Like Keenan and Shantz. That limb does not just tingle, it aches.
"Here are my notes," James says, startling me. He drops them on the desk.
"Thanks. I'm almost done."
He stands there, watching the printer as well. It's another rare moment: James and I sharing a comfortable silence.
"So I guess we'll never know," he says.
"I guess not."
We share the dark train, and so we both share the same wonder, without needing to put specific words to it.
Was there someone before Peter Hillstead's father? Was there a deadly grandfather, or great-grandfather? If you could follow it back, before the days of true forensics and cross-referenced computerized data, would you take a trip across the ocean and find yourself in gaslamplit cobblestone streets?
Running from a faceless man holding a gleaming scalpel and wearing a top hat?
Would you finally put a face on a legendary terror?
Probably not.
But we'll never know for sure.
It is the ability to let questions like this go unanswered, to walk away from them without looking back, that lets us keep our sanity. The last page prints out.
EPILOGUE
I HAD ANNIE buried next to Matt and Alexa. That way Bonnie and I can visit our families together.
It's a beautiful day. That California sun, the kind my dad loved best, is out in all its glory, tempered by a cool breeze that keeps you from getting too hot. The grass in the cemetery hasn't been cut yet this week, and it waves every so often, all thick and lustrous green. Looking across the cemetery, where the gravestones go as far as the eye can see, I can imagine this as the bottom of the ocean, covered with seaweed and row after row of wrecked ghost ships.
I see other people, single or together, young or old. They are visiting their own wives or husbands, sons or daughters, brothers or sisters. Some died peacefully. Some died in violence. Some were comforted, while others died alone.
Some graves have no visitors. They grow old and cracked with neglect. Though it is filled with memories of death and haunted by ghosts, it is a peaceful place. And this is a perfect day.
Bonnie has been planting flowers on Annie's grave by hand. She finishes, standing up and brushing the dirt off her palms.
"You done, honey?" I ask her.
She looks at me, nods. Smiles.
Elaina has started chemo. Alan is still coming to work. I've accepted that the outcomes of both are beyond my control. All I can do is love my friends and be there for them.

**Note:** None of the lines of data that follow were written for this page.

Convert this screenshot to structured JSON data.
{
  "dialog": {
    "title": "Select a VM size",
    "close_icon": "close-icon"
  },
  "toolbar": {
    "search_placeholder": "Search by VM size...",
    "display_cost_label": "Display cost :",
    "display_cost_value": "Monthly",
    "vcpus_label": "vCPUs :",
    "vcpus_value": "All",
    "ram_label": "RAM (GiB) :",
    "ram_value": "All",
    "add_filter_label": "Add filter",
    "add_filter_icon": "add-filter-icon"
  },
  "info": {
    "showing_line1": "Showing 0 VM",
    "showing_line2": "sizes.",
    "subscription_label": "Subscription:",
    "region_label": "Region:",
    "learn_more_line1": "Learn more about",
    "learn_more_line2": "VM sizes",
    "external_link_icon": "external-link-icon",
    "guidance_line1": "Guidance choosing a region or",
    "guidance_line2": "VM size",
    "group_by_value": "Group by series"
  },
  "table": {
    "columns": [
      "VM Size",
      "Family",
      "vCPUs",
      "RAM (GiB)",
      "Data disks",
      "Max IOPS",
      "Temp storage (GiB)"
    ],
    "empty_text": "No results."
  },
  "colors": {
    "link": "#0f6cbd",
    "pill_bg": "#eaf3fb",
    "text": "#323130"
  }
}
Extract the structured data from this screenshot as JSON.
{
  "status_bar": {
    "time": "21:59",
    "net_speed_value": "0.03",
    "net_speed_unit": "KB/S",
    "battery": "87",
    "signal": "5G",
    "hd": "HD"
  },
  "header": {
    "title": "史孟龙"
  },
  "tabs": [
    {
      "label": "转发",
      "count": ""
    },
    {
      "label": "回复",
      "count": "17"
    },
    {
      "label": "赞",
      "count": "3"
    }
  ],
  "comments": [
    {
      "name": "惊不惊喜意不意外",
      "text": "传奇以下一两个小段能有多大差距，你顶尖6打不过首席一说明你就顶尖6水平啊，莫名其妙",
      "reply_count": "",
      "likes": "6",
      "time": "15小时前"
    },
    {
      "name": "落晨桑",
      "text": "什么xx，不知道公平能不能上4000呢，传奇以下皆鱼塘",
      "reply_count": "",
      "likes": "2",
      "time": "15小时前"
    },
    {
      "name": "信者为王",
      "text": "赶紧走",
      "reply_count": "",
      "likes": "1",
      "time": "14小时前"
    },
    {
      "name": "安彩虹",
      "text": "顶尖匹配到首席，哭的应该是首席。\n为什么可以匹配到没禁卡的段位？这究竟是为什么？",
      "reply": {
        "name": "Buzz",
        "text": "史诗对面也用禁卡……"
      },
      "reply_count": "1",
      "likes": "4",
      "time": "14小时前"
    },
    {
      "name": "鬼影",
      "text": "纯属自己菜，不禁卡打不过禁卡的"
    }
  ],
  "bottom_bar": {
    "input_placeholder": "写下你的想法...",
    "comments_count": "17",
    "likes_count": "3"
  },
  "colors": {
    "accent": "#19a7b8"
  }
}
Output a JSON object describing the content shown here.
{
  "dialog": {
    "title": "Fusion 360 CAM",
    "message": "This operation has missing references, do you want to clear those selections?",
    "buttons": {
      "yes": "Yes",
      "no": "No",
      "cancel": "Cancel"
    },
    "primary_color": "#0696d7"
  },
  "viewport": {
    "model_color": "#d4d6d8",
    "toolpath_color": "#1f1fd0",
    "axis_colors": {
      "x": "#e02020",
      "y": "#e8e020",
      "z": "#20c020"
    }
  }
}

James had his sister's body reinterred. Leo bought a new dog, a Lab puppy he's been talking about for days. Callie is healing well, becoming grumpier and grumpier about her confinement to a hospital bed, a good sign. Her daughter continues to visit her, and Callie seems to be coming to a grudging acceptance that she now has to bear the title of Grandmother. She doesn't seem to mind.
Tommy and I have seen each other a few more times. Bonnie likes him. We're taking it easy, seeing where it leads.
It turns out that Peter Hillstead had been responsible for the death of at least twelve women over the years. Most were perfect crimes--in fact, we know about them now only because of his journals. He kept meticulous notes, just like his father. And like his father, he'd hidden his victims, picking women who wouldn't be missed, destroying their corpses when he was done with them. There was no evidence left of their passing, just--shadows. We still have no idea what other monsters he corresponded with and encouraged, beyond those we know about, or even if he did. I have learned to accept that this, too, is beyond my control. If they crawl out of their caves, I'll be here to slap them down. It turns out that Robert Street had known Hillstead for almost three years. He had participated only in the two most recent murders. To be honest, I don't really care. Hillstead is dead and gone, and Street will soon take his own place on death row.
Hillstead had used his position as a doctor and as an authorized therapist for agents to gain access to personnel records, which is what we think led him down the road to Callie's daughter. The Bureau had done a thorough background check on Callie; Marilyn hadn't escaped their scrutiny.